Whereas before virtual meetings were an option, it is now the default. Even service industries now approach prospects virtually before creating opportunities for additional engagements.
The Workplace of the Future seems to always be a topical conversation as we engage with concepts like the metaverse, hybridity and digital watercooler moments. How do you think scheduling and instant meetings can influence this?
I think if organizations make use of scheduling software to conduct watercooler moments that they’re probably very bad at communicating. For external use, sure, but there should be a more natural and spontaneous way to have these interactions via Teams and Slack for example.
In the virtual workplace we are getting very used to jumping on instant calls. Could this become the norm with people outside your organization and what would some of the challenges be of a Meet Now paradigm that has more similarity with a phone call than a scheduling infrastructure?
Before the widespread adoption of scheduling software, the main way to contact an organization was by phone call, but this did not necessarily mean it was instant. Sometimes you would be routed through a call center, a switchboard or you would have to attempt contact a few times before getting through.
Now, scheduling and instant meetings work in tandem. By utilizing both and knowing when to action either you give people options and increase your opportunities for engagement.
How would you define instant meetings and what are the most powerful applications of it?
Instant meetings are relatively new and underutilized at present. I think contact centers are more prevalent than instant meetings at this point. In our context, instant meetings are engagements that can be initiated instantly via your booking page or after a series of questions you pose for routing purposes.

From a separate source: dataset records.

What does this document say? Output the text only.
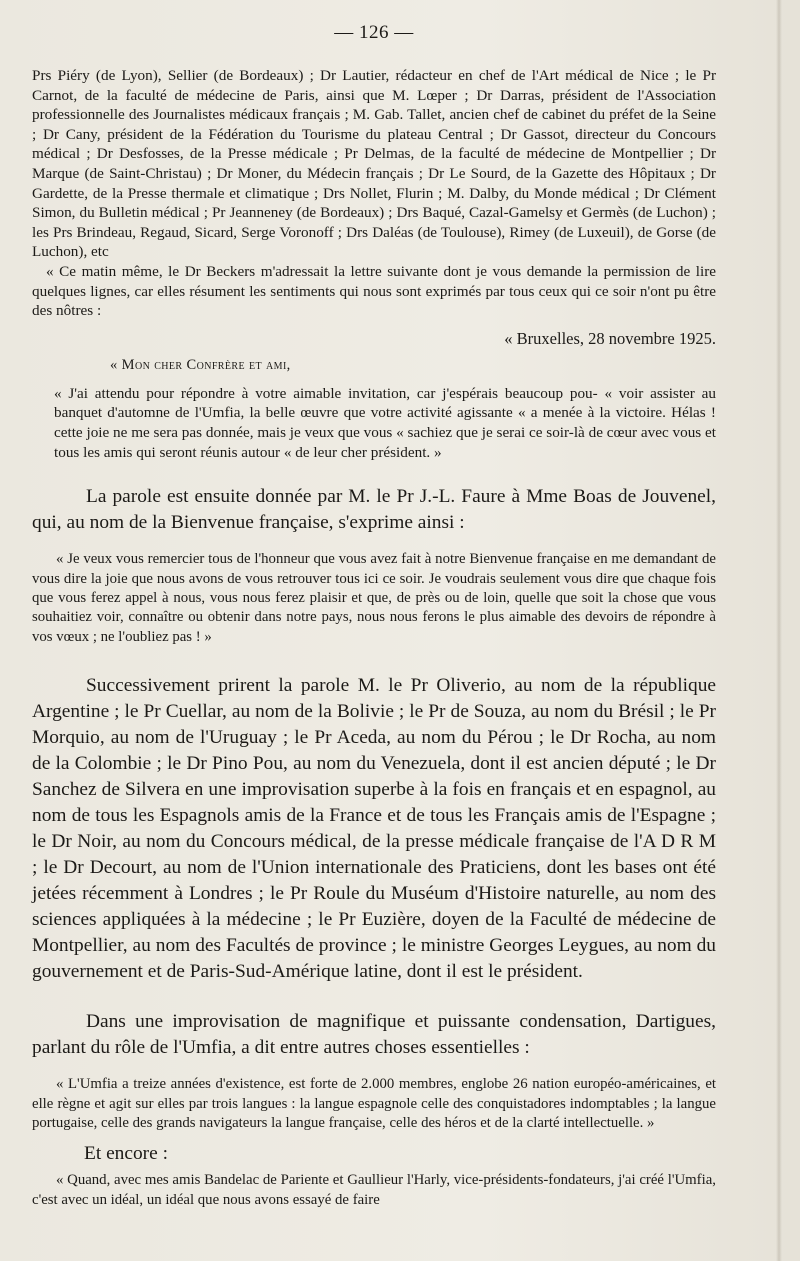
— 126 —

Prs Piéry (de Lyon), Sellier (de Bordeaux) ; Dr Lautier, rédacteur en chef de l'Art médical de Nice ; le Pr Carnot, de la faculté de médecine de Paris, ainsi que M. Lœper ; Dr Darras, président de l'Association professionnelle des Journalistes médicaux français ; M. Gab. Tallet, ancien chef de cabinet du préfet de la Seine ; Dr Cany, président de la Fédération du Tourisme du plateau Central ; Dr Gassot, directeur du Concours médical ; Dr Desfosses, de la Presse médicale ; Pr Delmas, de la faculté de médecine de Montpellier ; Dr Marque (de Saint-Christau) ; Dr Moner, du Médecin français ; Dr Le Sourd, de la Gazette des Hôpitaux ; Dr Gardette, de la Presse thermale et climatique ; Drs Nollet, Flurin ; M. Dalby, du Monde médical ; Dr Clément Simon, du Bulletin médical ; Pr Jeanneney (de Bordeaux) ; Drs Baqué, Cazal-Gamelsy et Germès (de Luchon) ; les Prs Brindeau, Regaud, Sicard, Serge Voronoff ; Drs Daléas (de Toulouse), Rimey (de Luxeuil), de Gorse (de Luchon), etc

« Ce matin même, le Dr Beckers m'adressait la lettre suivante dont je vous demande la permission de lire quelques lignes, car elles résument les sentiments qui nous sont exprimés par tous ceux qui ce soir n'ont pu être des nôtres :

« Bruxelles, 28 novembre 1925.
« Mon cher Confrère et ami,

« J'ai attendu pour répondre à votre aimable invitation, car j'espérais beaucoup pou- « voir assister au banquet d'automne de l'Umfia, la belle œuvre que votre activité agissante « a menée à la victoire. Hélas ! cette joie ne me sera pas donnée, mais je veux que vous « sachiez que je serai ce soir-là de cœur avec vous et tous les amis qui seront réunis autour « de leur cher président. »

La parole est ensuite donnée par M. le Pr J.-L. Faure à Mme Boas de Jouvenel, qui, au nom de la Bienvenue française, s'exprime ainsi :

« Je veux vous remercier tous de l'honneur que vous avez fait à notre Bienvenue française en me demandant de vous dire la joie que nous avons de vous retrouver tous ici ce soir. Je voudrais seulement vous dire que chaque fois que vous ferez appel à nous, vous nous ferez plaisir et que, de près ou de loin, quelle que soit la chose que vous souhaitiez voir, connaître ou obtenir dans notre pays, nous nous ferons le plus aimable des devoirs de répondre à vos vœux ; ne l'oubliez pas ! »

Successivement prirent la parole M. le Pr Oliverio, au nom de la république Argentine ; le Pr Cuellar, au nom de la Bolivie ; le Pr de Souza, au nom du Brésil ; le Pr Morquio, au nom de l'Uruguay ; le Pr Aceda, au nom du Pérou ; le Dr Rocha, au nom de la Colombie ; le Dr Pino Pou, au nom du Venezuela, dont il est ancien député ; le Dr Sanchez de Silvera en une improvisation superbe à la fois en français et en espagnol, au nom de tous les Espagnols amis de la France et de tous les Français amis de l'Espagne ; le Dr Noir, au nom du Concours médical, de la presse médicale française de l'A D R M ; le Dr Decourt, au nom de l'Union internationale des Praticiens, dont les bases ont été jetées récemment à Londres ; le Pr Roule du Muséum d'Histoire naturelle, au nom des sciences appliquées à la médecine ; le Pr Euzière, doyen de la Faculté de médecine de Montpellier, au nom des Facultés de province ; le ministre Georges Leygues, au nom du gouvernement et de Paris-Sud-Amérique latine, dont il est le président.

Dans une improvisation de magnifique et puissante condensation, Dartigues, parlant du rôle de l'Umfia, a dit entre autres choses essentielles :

« L'Umfia a treize années d'existence, est forte de 2.000 membres, englobe 26 nation européo-américaines, et elle règne et agit sur elles par trois langues : la langue espagnole celle des conquistadores indomptables ; la langue portugaise, celle des grands navigateurs la langue française, celle des héros et de la clarté intellectuelle. »

Et encore :

« Quand, avec mes amis Bandelac de Pariente et Gaullieur l'Harly, vice-présidents-fondateurs, j'ai créé l'Umfia, c'est avec un idéal, un idéal que nous avons essayé de faire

Today, people are not willing to wait so it is advantageous to connect at the right time. For some engagements, a buffer can help and scheduling allows for preparation. In most cases now, it is better to reduce waiting and secure opportunities for conversion immediately.
As someone who has helped shape the scheduling narrative, do you think there is a next big thing looming that will bring dramatic change?
As booking pages and calendar invites are now socially acceptable, we see the need for more meetings with more context and more qualification.
Everyone who is in the meeting business has a desire for context so they can maximize conversion. They drive their businesses by talking and engaging so they need to improve both the quality and the quantity of these meetings.
So what you do is you present people with options to engage before they churn and go somewhere else and you qualify them so you can have better meetings with them.
Lastly, give us a hot take on something that you personally find annoying about meetings?
I'm not too fond of unproductive meetings. Especially when I meet people for the first time, I always think that a structured context creation before any meeting (mutual qualification and preparation) could make us all more effective in conducting business.